Tennis Channel will present live daily coverage of the World Group Quarterfinal; watch on channel 217 on DirecTV and / Xfinity channel 773 in the middle Tennessee area. The best-of-five match series between the U.S. and Belgium begins on Friday, April 6, with two singles matches featuring each country’s No. 1 player against the other country’s No. 2 player. Saturday’s schedule features the pivotal doubles match. And the final day of play on Sunday features the two “reverse singles” matches, when the No. 1 players square off, followed by the No. 2 players meeting each other in the final match. All matches are best-of-five tiebreak sets; the first country to win three matches wins the tie. A revised schedule for Sunday may take place if a team clinches in the third or fourth match. The U.S. comes to Nashville after defeating Serbia in the World Group First Round earlier this month, 3-1, in Nis, Serbia. The winner this time advances to the World Group Semifinal, Sept. 14-16.

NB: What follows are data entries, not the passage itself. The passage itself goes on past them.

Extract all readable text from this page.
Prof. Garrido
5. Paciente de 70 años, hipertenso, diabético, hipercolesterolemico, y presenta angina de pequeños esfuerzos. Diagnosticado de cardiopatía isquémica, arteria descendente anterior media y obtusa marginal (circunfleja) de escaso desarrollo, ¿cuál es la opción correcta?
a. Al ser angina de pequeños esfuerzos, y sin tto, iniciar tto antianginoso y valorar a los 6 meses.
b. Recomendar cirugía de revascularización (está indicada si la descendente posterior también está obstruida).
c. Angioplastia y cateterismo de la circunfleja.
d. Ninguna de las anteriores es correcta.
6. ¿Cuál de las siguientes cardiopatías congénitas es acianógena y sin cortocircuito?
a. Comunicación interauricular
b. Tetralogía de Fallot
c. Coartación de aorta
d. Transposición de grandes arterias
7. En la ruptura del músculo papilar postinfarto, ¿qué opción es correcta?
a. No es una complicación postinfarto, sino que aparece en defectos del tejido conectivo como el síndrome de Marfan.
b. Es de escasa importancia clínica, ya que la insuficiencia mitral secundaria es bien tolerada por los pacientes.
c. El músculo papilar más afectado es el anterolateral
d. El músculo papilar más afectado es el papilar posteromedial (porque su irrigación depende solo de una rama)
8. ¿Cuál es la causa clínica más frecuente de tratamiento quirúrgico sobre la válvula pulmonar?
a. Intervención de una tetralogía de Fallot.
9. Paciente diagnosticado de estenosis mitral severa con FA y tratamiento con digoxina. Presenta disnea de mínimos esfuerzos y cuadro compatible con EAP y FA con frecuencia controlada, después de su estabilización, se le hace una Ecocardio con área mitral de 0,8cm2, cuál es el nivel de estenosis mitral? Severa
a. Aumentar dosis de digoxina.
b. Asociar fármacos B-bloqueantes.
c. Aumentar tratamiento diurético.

Davis Cup will come to Nashville for the first time in 40 years, when the U.S. hosted South Africa March 17-19 in 1978 in Vanderbilt’s Memorial Gymnasium. When that event was coming, the largest protest march since the 1960’s was held to protest the team from the South Africa, which was still in the throes of racial segregation — legal apartheid. While demonstrators outside of the Vanderbilt University Memorial Gymnasium chanted “Don’t play with apartheid” and similar protest slogans, Harold Solomon of Silver Spring, Md., beat Bernie Milton, 7-5, 6-4, 6-2, and gave the United States an insurmountable 3-1 lead in the North American Zone Davis Cup final. Vitas Gerulaitis of Kings Point, L.I., made the final score 4-1, breezing past Byron Bertram, 6-3, 6-3, 6-0. The victory moved the United States into the American Zone final against Chile in Santiago Sept. 15 to 17 of that year. Vanderbilt lost big financially, as there were way more empty seats than spectators in the 9,000-seat arena. Only 1,260 persons showed up, meaning there were about four times as many protestors as attendees.

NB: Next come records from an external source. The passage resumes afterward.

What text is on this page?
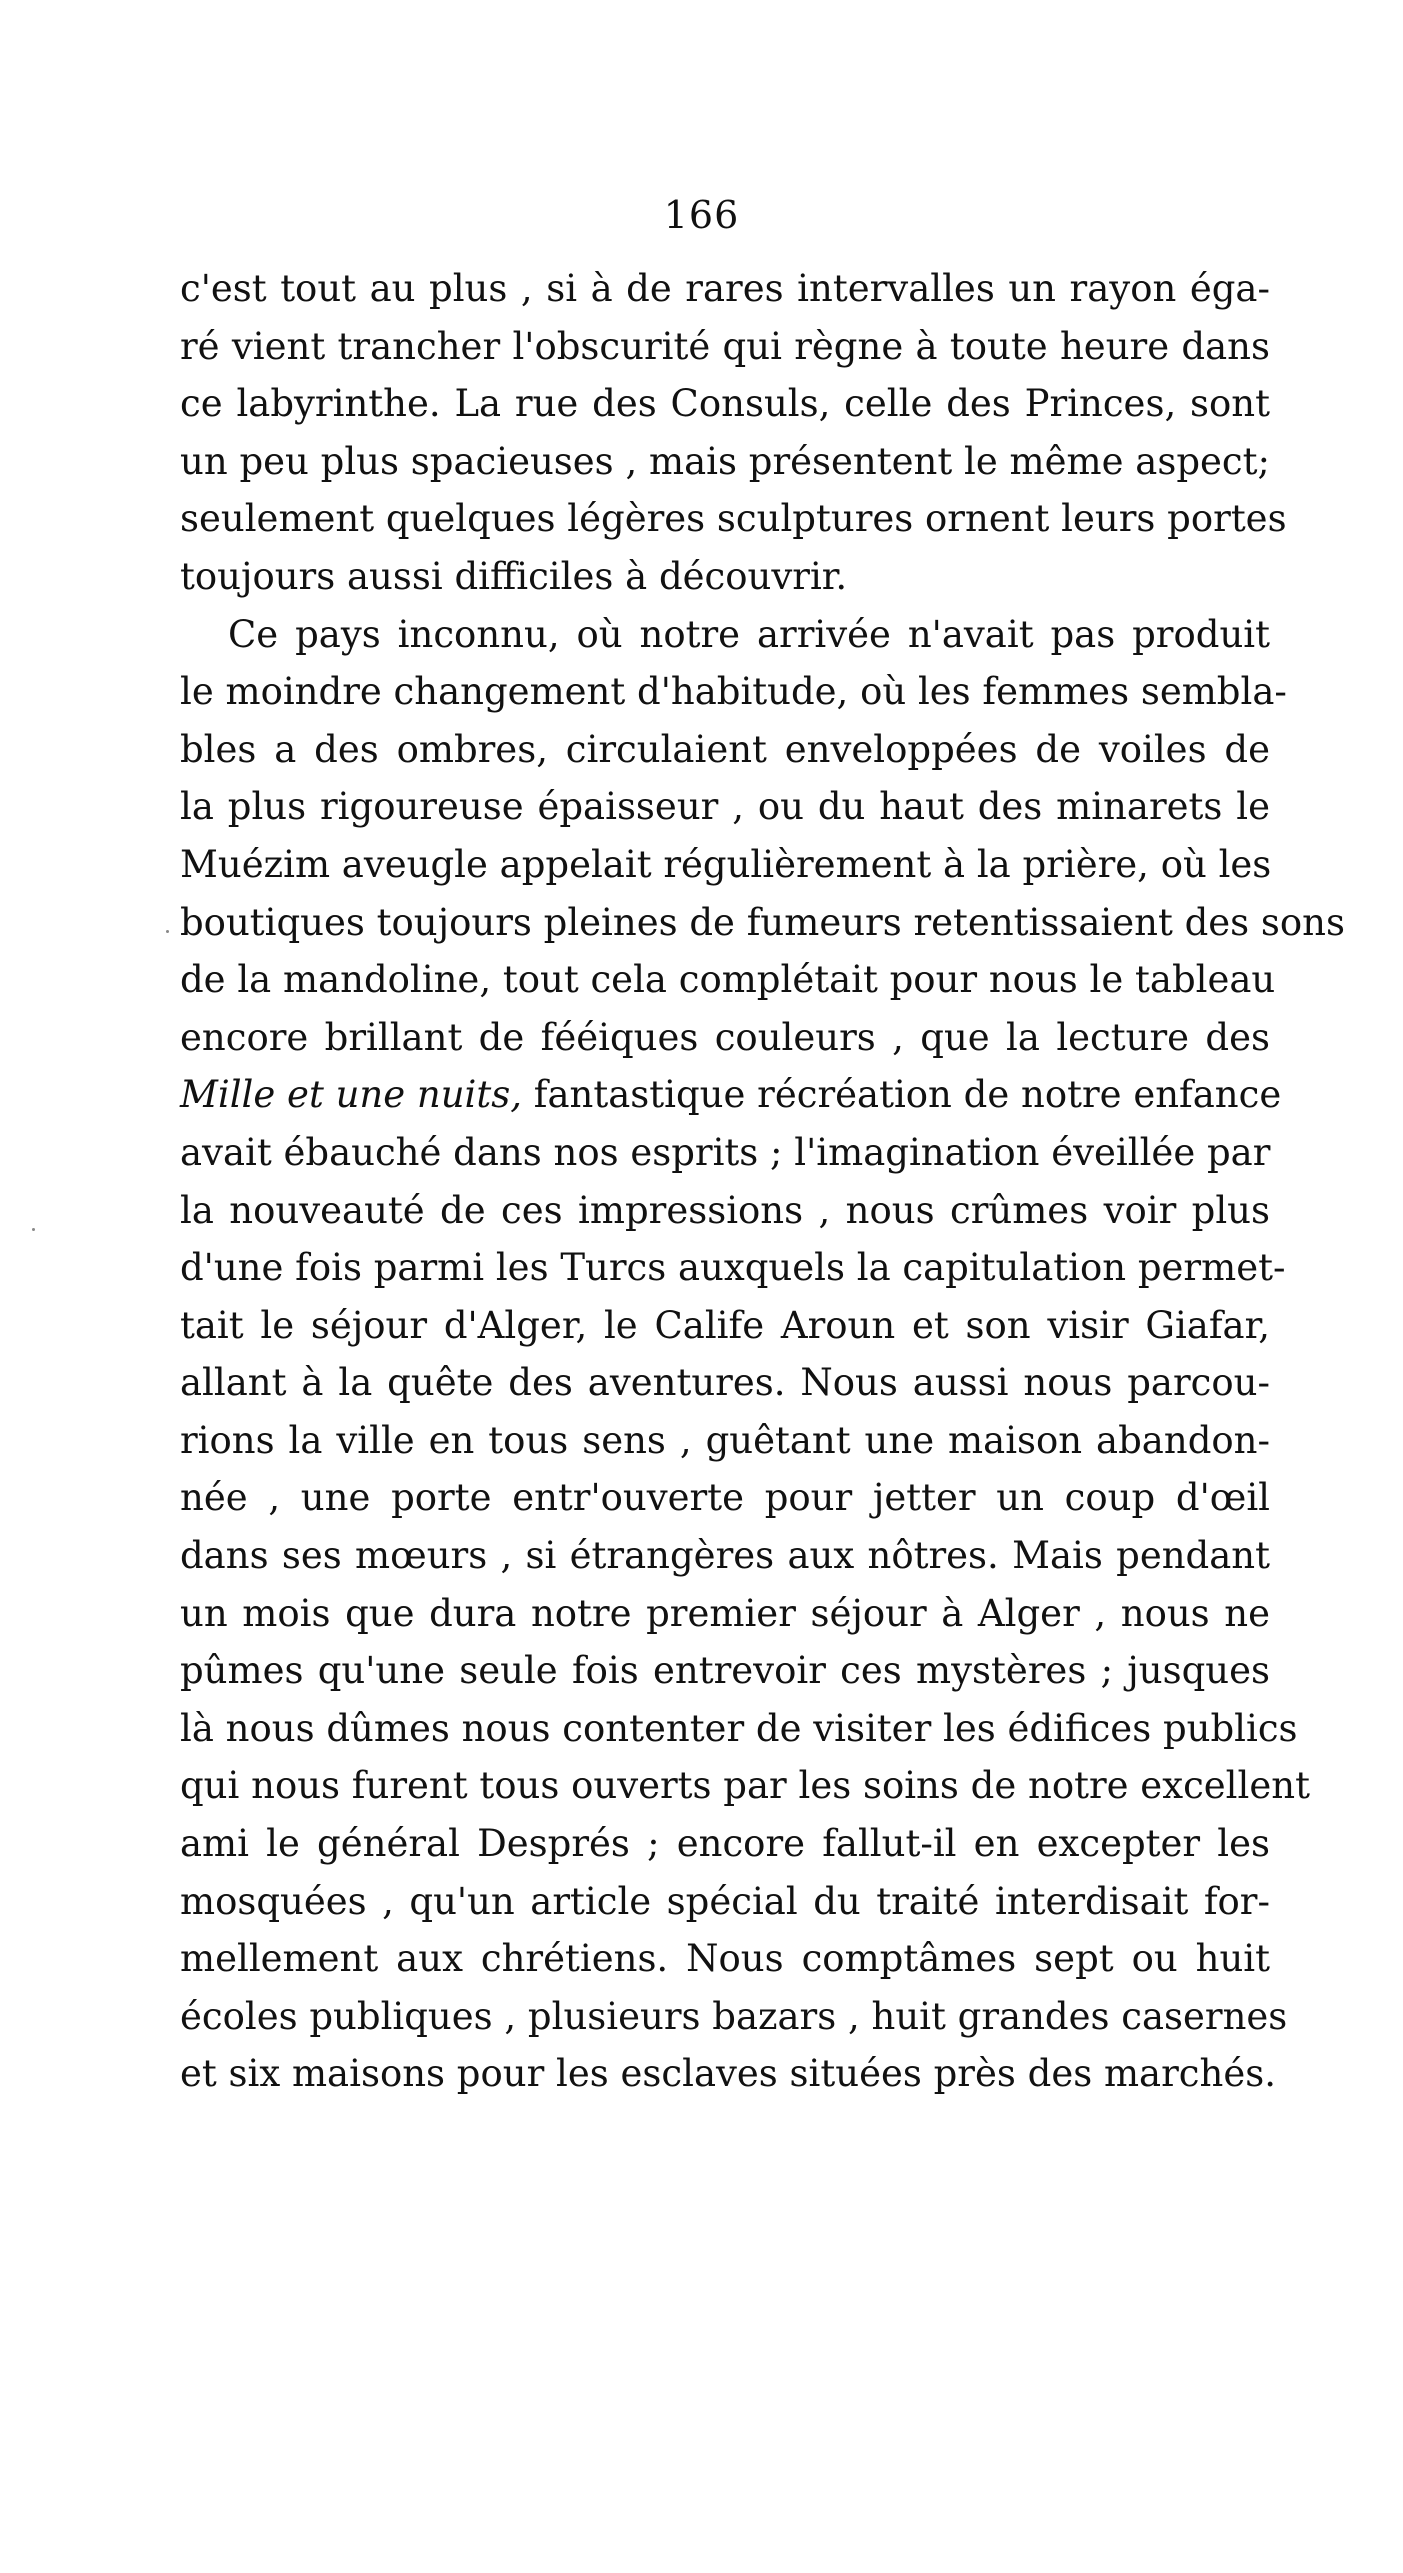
166
c'est tout au plus , si à de rares intervalles un rayon éga-
ré vient trancher l'obscurité qui règne à toute heure dans
ce labyrinthe. La rue des Consuls, celle des Princes, sont
un peu plus spacieuses , mais présentent le même aspect;
seulement quelques légères sculptures ornent leurs portes
toujours aussi difficiles à découvrir.
Ce pays inconnu, où notre arrivée n'avait pas produit
le moindre changement d'habitude, où les femmes sembla-
bles a des ombres, circulaient enveloppées de voiles de
la plus rigoureuse épaisseur , ou du haut des minarets le
Muézim aveugle appelait régulièrement à la prière, où les
boutiques toujours pleines de fumeurs retentissaient des sons
de la mandoline, tout cela complétait pour nous le tableau
encore brillant de fééiques couleurs , que la lecture des
Mille et une nuits, fantastique récréation de notre enfance
avait ébauché dans nos esprits ; l'imagination éveillée par
la nouveauté de ces impressions , nous crûmes voir plus
d'une fois parmi les Turcs auxquels la capitulation permet-
tait le séjour d'Alger, le Calife Aroun et son visir Giafar,
allant à la quête des aventures. Nous aussi nous parcou-
rions la ville en tous sens , guêtant une maison abandon-
née , une porte entr'ouverte pour jetter un coup d'œil
dans ses mœurs , si étrangères aux nôtres. Mais pendant
un mois que dura notre premier séjour à Alger , nous ne
pûmes qu'une seule fois entrevoir ces mystères ; jusques
là nous dûmes nous contenter de visiter les édifices publics
qui nous furent tous ouverts par les soins de notre excellent
ami le général Després ; encore fallut-il en excepter les
mosquées , qu'un article spécial du traité interdisait for-
mellement aux chrétiens. Nous comptâmes sept ou huit
écoles publiques , plusieurs bazars , huit grandes casernes
et six maisons pour les esclaves situées près des marchés.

A broad spectrum coalition of the NAACP, campus leaders and students from all of Nashville’s colleges and universities, anti-apartheid groups and individuals from around the world numbering around 5,000 came together. The rally on Saturday, with Ozzie Davis presiding, featured speakers Dick Gregory, Benjamin Hooks, Joseph Lowery, Bayard Rustin, Margaret Bush Wilson, Judge William H. Booth, Clarence Coleman, and others in Centennial Park. It was a beautiful sunny day, and I remember well the vibes from the anti-apartheid protesters as we spoke out against the racist regime which at the time still held Nelson Mandela in prison on Robben Island, and against Vanderbilt University, which also held significant investments in South Africa. For a thorough recap of the 1978 events, go online to Google Books and look up “The March on Nashville” by Gloster B. Current, in The Crisis, June/July 1978 – Vol. 85, No. 6, pp. 198 – 202.

The times have changed. Arthur Ashe served as Captain of the Davis Cup five times (1981-85) and amassed a record of 13-3 during his tenure, and this year’s host Belmont University is a beacon of openness and diversity. Tickets are on sale to the general public as of Friday, Feb. 23, at 10 a.m. Three-day ticket packages for Friday, Saturday and Sunday will be sold at prices ranging from $240 to $750 ($80 to $250 per day), representing the greatest initial ticket value. Tickets may be purchased by visiting the USTA website.